A natureza (Behemoth) pode ser bela e boa (Perdita, as cenas pastorais na Boêmia) ou destrutiva e má (urso, tempestade). Também a criação humana (Leviathan) pode ser boa (as belezas da cultura nos reinos da Sicília e Boêmia) ou má (ciúmes de Leontes). Toda a construção humana, esboçada pelos dois nobres na abertura da peça, é precária. A civilização pode ser destruída pelo domínio da irracionalidade, aqui simbolizada pelo ciúme de Leontes e o rompimento do casamento entre o Céu e a Terra.
Como Políxenes explica a Perdita, a ação humana – artes poéticas (Belo), práticas (Bom) e teoréticas (Verdade) – deve ser exercida sobre a natureza para melhorar a condição humana neste mundo. Através da nossa razão também podemos controlar o lado obscuro da nossa natureza.
Camilo representa o mundo civilizado que ajuda a restabelecer a ordem através do uso das virtudes cardeais (Prudência (sabedoria), Temperança, Fortaleza (coragem) e Justiça).
Leontes purga seu erro com um genuíno arrependimento. E, finalmente, a estátua de Hermione combina a arte com a natureza.
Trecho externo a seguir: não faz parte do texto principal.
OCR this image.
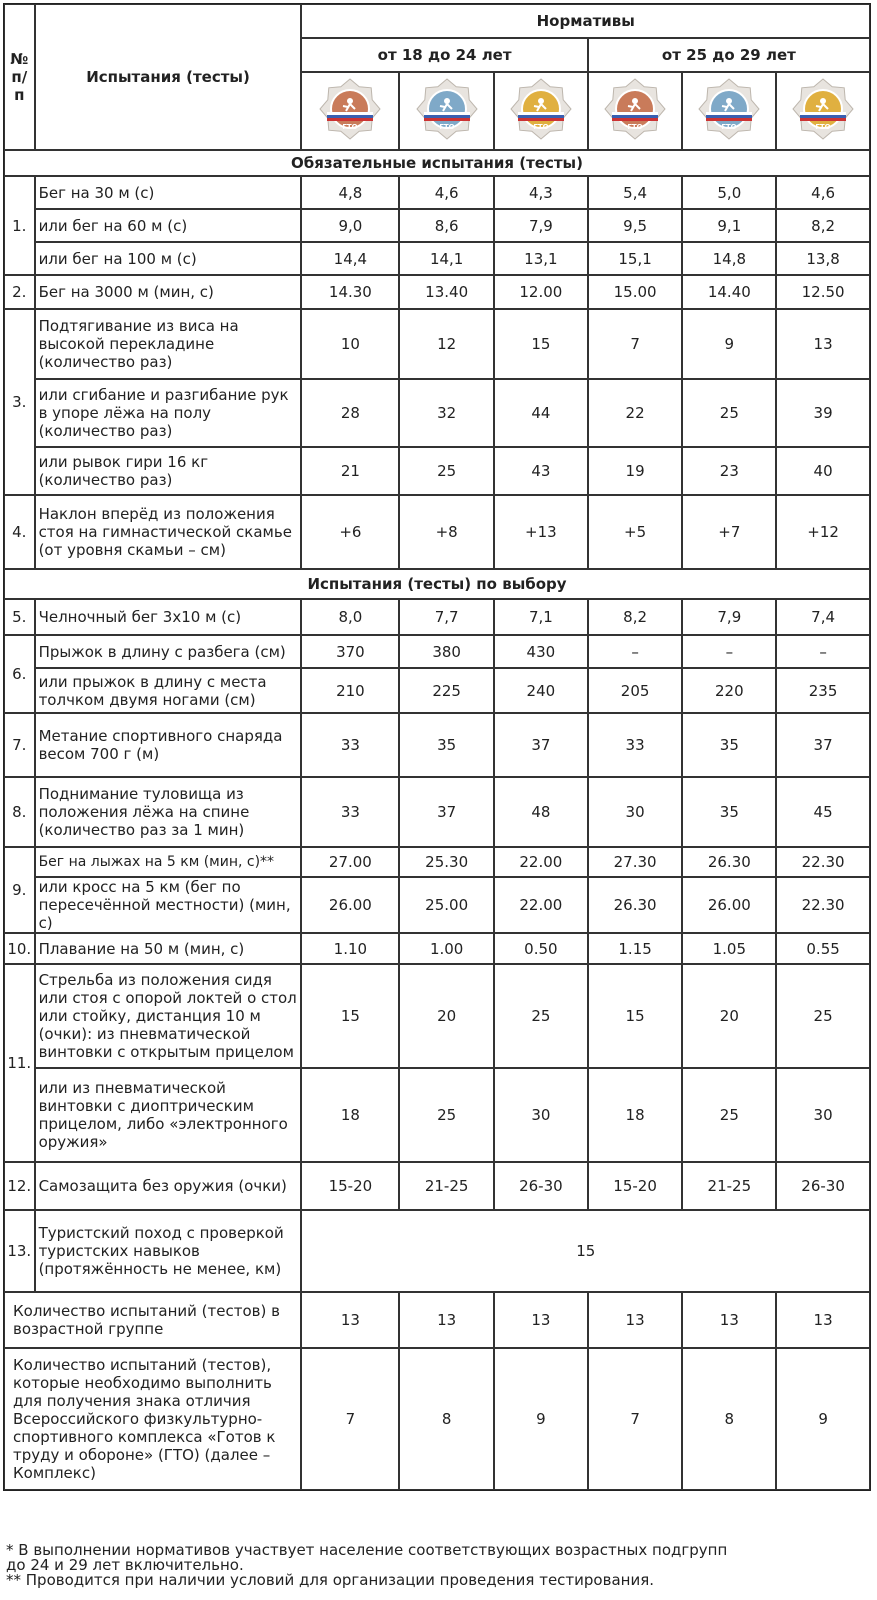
№ п/п	Испытания (тесты)	Нормативы					
		от 18 до 24 лет			от 25 до 29 лет		

ГТО	ГТО	ГТО	ГТО	ГТО	ГТО

Обязательные испытания (тесты)							
1.	Бег на 30 м (с)	4,8	4,6	4,3	5,4	5,0	4,6
	или бег на 60 м (с)	9,0	8,6	7,9	9,5	9,1	8,2
	или бег на 100 м (с)	14,4	14,1	13,1	15,1	14,8	13,8
2.	Бег на 3000 м (мин, с)	14.30	13.40	12.00	15.00	14.40	12.50
3.	Подтягивание из виса на высокой перекладине (количество раз)	10	12	15	7	9	13
	или сгибание и разгибание рук в упоре лёжа на полу (количество раз)	28	32	44	22	25	39
	или рывок гири 16 кг (количество раз)	21	25	43	19	23	40
4.	Наклон вперёд из положения стоя на гимнастической скамье (от уровня скамьи – см)	+6	+8	+13	+5	+7	+12
Испытания (тесты) по выбору							
5.	Челночный бег 3х10 м (с)	8,0	7,7	7,1	8,2	7,9	7,4
6.	Прыжок в длину с разбега (см)	370	380	430	–	–	–
	или прыжок в длину с места толчком двумя ногами (см)	210	225	240	205	220	235
7.	Метание спортивного снаряда весом 700 г (м)	33	35	37	33	35	37
8.	Поднимание туловища из положения лёжа на спине (количество раз за 1 мин)	33	37	48	30	35	45
9.	Бег на лыжах на 5 км (мин, с)**	27.00	25.30	22.00	27.30	26.30	22.30
	или кросс на 5 км (бег по пересечённой местности) (мин, с)	26.00	25.00	22.00	26.30	26.00	22.30
10.	Плавание на 50 м (мин, с)	1.10	1.00	0.50	1.15	1.05	0.55
11.	Стрельба из положения сидя или стоя с опорой локтей о стол или стойку, дистанция 10 м (очки): из пневматической винтовки с открытым прицелом	15	20	25	15	20	25
	или из пневматической винтовки с диоптрическим прицелом, либо «электронного оружия»	18	25	30	18	25	30
12.	Самозащита без оружия (очки)	15-20	21-25	26-30	15-20	21-25	26-30
13.	Туристский поход с проверкой туристских навыков (протяжённость не менее, км)	15					
Количество испытаний (тестов) в возрастной группе		13	13	13	13	13	13
Количество испытаний (тестов), которые необходимо выполнить для получения знака отличия Всероссийского физкультурно-спортивного комплекса «Готов к труду и обороне» (ГТО) (далее – Комплекс)		7	8	9	7	8	9
* В выполнении нормативов участвует население соответствующих возрастных подгрупп
до 24 и 29 лет включительно.
** Проводится при наличии условий для организации проведения тестирования.
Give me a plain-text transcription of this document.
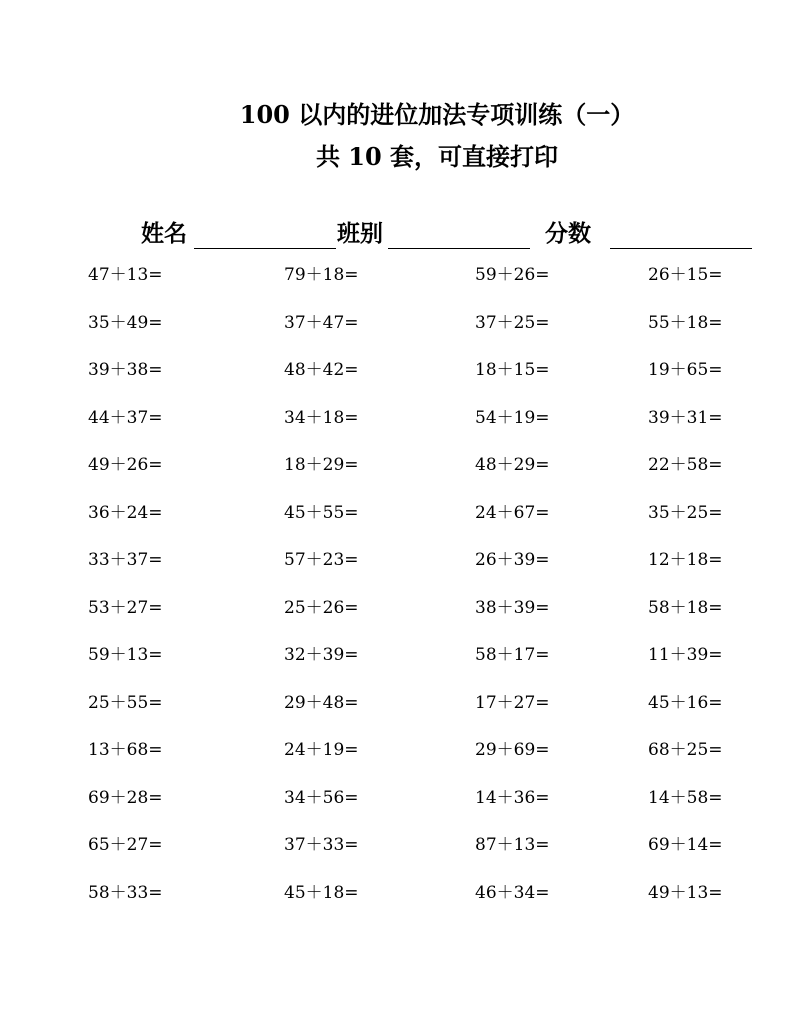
100 以内的进位加法专项训练（一）
共 10 套，可直接打印
姓名	班别	分数
47＋13=	79＋18=	59＋26=	26＋15=
35＋49=	37＋47=	37＋25=	55＋18=
39＋38=	48＋42=	18＋15=	19＋65=
44＋37=	34＋18=	54＋19=	39＋31=
49＋26=	18＋29=	48＋29=	22＋58=
36＋24=	45＋55=	24＋67=	35＋25=
33＋37=	57＋23=	26＋39=	12＋18=
53＋27=	25＋26=	38＋39=	58＋18=
59＋13=	32＋39=	58＋17=	11＋39=
25＋55=	29＋48=	17＋27=	45＋16=
13＋68=	24＋19=	29＋69=	68＋25=
69＋28=	34＋56=	14＋36=	14＋58=
65＋27=	37＋33=	87＋13=	69＋14=
58＋33=	45＋18=	46＋34=	49＋13=
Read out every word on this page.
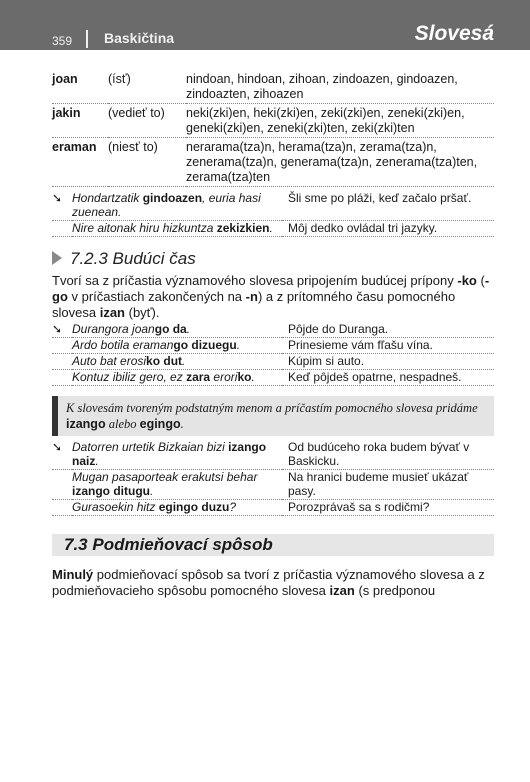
359 Baskičtina	Slovesá
joan	(ísť)	nindoan, hindoan, zihoan, zindoazen, gindoazen, zindoazten, zihoazen
jakin	(vedieť to)	neki(zki)en, heki(zki)en, zeki(zki)en, zeneki(zki)en, geneki(zki)en, zeneki(zki)ten, zeki(zki)ten
eraman	(niesť to)	nerarama(tza)n, herama(tza)n, zerama(tza)n, zenerama(tza)n, generama(tza)n, zenerama(tza)ten, zerama(tza)ten
➘	Hondartzatik gindoazen, euria hasi zuenean.	Šli sme po pláži, keď začalo pršať.
	Nire aitonak hiru hizkuntza zekizkien.	Môj dedko ovládal tri jazyky.
7.2.3 Budúci čas

Tvorí sa z príčastia významového slovesa pripojením budúcej prípony -ko (-go v príčastiach zakončených na -n) a z prítomného času pomocného slovesa izan (byť).

➘	Durangora joango da.	Pôjde do Duranga.
	Ardo botila eramango dizuegu.	Prinesieme vám fľašu vína.
	Auto bat erosiko dut.	Kúpim si auto.
	Kontuz ibiliz gero, ez zara eroriko.	Keď pôjdeš opatrne, nespadneš.
K slovesám tvoreným podstatným menom a príčastím pomocného slovesa pridáme izango alebo egingo.
➘	Datorren urtetik Bizkaian bizi izango naiz.	Od budúceho roka budem bývať v Baskicku.
	Mugan pasaporteak erakutsi behar izango ditugu.	Na hranici budeme musieť ukázať pasy.
	Gurasoekin hitz egingo duzu?	Porozprávaš sa s rodičmi?
7.3 Podmieňovací spôsob

Minulý podmieňovací spôsob sa tvorí z príčastia významového slovesa a z podmieňovacieho spôsobu pomocného slovesa izan (s predponou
A equilibrada combinação de ambos restabelece a ordem, o Céu e a Terra se encontram novamente em harmonia.
Se na primeira parte da peça tivemos o Inferno, e no intervalo de dezesseis anos o Purgatório, assistimos ao Céu na última parte, com o homem (Florizel – Alma) encontrando aquilo que perdeu com a Queda, ou seja, seu estado primordial (Perdita – Espírito).
Notas
A fonte desta comédia foi o conto em prosa Padosto de Robert Greene publicado em 1588. Conto do Inverno teria sido escrito em 1611. Trata-se de uma obra da maturidade de Shakespeare (1564-1616).
O enredo se desenvolve em um mundo ficcional onde a Boêmia tem litoral e oráculos gregos coexistem com escultores renascentistas.
Além dos dezesseis anos, a morte de Antígono nas garras de um urso faz a ponte entre o drama e a comédia. O urso representa a aristocracia (ao passo que o javali remete ao sacerdotal). Também remeta a sacrifício, sagrado ou raivoso.
Mamílio começa a contar sua “história triste” ao ouvido de Hermíone no momento que as desgraças começam a tomar forma. Como se a etapa dramática de Conto do Inverno fosse uma ficção de Mamílio.
O anuncio da morte de Mamílio coincide com o desprezo de Leontes pelas palavras do oráculo.